阿寒湖のマリモたちが突如として「体内言語」を翻訳し、全人類に向けて「もっと褒めて」と要求し始めた件について、本紙は強い懸念を表明する。マリモたちは現在、湖畔の観光客に対して「今日の形状は美しいか?」「光合成の効率が神がかっていると思わないか?」と執拗に自己顕示欲をぶつけており、承認欲求の塊と化した彼らに心底辟易している。本来、阿寒湖の静寂を守るべきマリモが、今や自己肯定感の押し売り装置と化しているのだ。

科学的見地から見れば、これはマリモが独自の進化を経て「承認欲求の代謝」を開始した異例の事態である。かつては光合成で黙々と酸素を供給していた彼らが、今やSNSのインフルエンサーさながらに「いいね」を要求する姿は、生物学的な一線を越えていると言わざるを得ない。彼らが求めているのは炭酸ガスではなく、我々の賞賛という名のドーパミンであり、このままでは人類がマリモの「褒め屋」として強制労働させられる未来も遠くないだろう。

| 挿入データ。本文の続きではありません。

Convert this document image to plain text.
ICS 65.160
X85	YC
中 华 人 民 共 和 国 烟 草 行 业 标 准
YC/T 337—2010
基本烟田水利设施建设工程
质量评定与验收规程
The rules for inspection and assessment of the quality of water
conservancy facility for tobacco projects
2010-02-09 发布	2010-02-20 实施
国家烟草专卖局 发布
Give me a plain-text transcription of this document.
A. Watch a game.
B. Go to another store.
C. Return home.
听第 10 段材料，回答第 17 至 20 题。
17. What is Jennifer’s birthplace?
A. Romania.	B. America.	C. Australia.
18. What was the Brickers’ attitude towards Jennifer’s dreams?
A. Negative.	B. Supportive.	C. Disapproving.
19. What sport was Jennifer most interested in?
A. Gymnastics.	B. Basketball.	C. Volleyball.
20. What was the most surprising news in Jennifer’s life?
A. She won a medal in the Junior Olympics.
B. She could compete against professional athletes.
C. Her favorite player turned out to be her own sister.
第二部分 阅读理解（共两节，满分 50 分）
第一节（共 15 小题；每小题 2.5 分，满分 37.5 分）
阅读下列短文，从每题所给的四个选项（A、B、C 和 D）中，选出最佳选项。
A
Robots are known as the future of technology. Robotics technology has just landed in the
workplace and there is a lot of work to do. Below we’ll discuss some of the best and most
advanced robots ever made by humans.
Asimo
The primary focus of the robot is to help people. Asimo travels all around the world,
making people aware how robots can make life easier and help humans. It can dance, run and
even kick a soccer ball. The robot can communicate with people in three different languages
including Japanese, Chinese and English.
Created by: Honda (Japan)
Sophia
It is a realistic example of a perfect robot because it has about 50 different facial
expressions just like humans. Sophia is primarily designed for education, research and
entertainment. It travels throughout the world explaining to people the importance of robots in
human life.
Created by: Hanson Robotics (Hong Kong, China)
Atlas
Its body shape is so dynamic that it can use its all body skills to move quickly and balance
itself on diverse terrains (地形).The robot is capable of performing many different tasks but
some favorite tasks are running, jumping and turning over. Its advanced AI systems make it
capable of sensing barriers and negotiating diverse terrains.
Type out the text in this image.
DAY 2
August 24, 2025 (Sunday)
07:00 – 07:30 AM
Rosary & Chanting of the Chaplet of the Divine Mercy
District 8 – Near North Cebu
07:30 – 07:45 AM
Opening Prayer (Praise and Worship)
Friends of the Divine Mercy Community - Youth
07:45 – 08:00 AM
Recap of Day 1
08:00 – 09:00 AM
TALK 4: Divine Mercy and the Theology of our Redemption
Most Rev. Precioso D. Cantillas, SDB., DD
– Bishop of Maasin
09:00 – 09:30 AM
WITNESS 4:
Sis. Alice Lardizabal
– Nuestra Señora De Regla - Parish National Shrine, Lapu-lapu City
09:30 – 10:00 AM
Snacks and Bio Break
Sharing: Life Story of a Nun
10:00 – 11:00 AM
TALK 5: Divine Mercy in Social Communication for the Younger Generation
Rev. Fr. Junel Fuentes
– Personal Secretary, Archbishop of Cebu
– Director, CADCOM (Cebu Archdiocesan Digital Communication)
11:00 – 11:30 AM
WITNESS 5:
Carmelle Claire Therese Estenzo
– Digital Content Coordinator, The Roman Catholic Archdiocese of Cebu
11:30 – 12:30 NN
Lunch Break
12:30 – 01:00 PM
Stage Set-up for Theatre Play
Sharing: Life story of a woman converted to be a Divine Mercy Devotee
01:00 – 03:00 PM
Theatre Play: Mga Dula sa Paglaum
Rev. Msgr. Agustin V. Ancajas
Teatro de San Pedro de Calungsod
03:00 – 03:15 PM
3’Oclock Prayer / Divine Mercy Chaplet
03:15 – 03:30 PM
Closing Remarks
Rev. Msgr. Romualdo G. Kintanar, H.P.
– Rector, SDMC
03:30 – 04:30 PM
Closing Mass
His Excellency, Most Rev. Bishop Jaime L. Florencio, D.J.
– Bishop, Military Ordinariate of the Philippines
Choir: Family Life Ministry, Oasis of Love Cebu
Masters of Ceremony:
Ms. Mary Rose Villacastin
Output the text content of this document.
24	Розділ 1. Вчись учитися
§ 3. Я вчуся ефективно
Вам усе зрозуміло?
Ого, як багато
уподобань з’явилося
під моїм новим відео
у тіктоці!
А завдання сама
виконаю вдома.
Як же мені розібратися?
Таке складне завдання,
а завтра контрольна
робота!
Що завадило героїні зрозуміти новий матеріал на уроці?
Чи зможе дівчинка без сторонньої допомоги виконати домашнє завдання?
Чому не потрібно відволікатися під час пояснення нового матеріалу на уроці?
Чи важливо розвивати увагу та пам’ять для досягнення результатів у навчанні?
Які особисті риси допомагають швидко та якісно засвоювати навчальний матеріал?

この事態を受け、日本藻類学界は緊急声明を発表。「マリモに褒め言葉を与えることは、彼らの肥大化したエゴを助長するだけであり、即刻無視を推奨する」と呼びかけている。しかし、無視をするとマリモたちが一斉に光合成の出力を落とし、周囲の酸素濃度が低下するという「酸欠ハラスメント」を開始するため、事態は泥沼化している。湖畔の売店では、マリモを褒めるための「マリモお世辞辞典」がベストセラーとなる異常事態が発生中だ。

巷では「マリモの自尊心が高すぎて湖の水が酸っぱくなっている」「褒めすぎて疲れた」といった悲鳴が絶えない。かつての神秘的な存在であったマリモは、今や「褒めないと機嫌を損ねる面倒な隣人」へと成り下がった。人類が藻の下で生きる時代がすぐそこまで来ている。今こそ我々は、マリモという名の過剰な自意識を持つ緑色の球体に対し、毅然とした態度で「そこまで可愛くはない」と突き放すべき時である。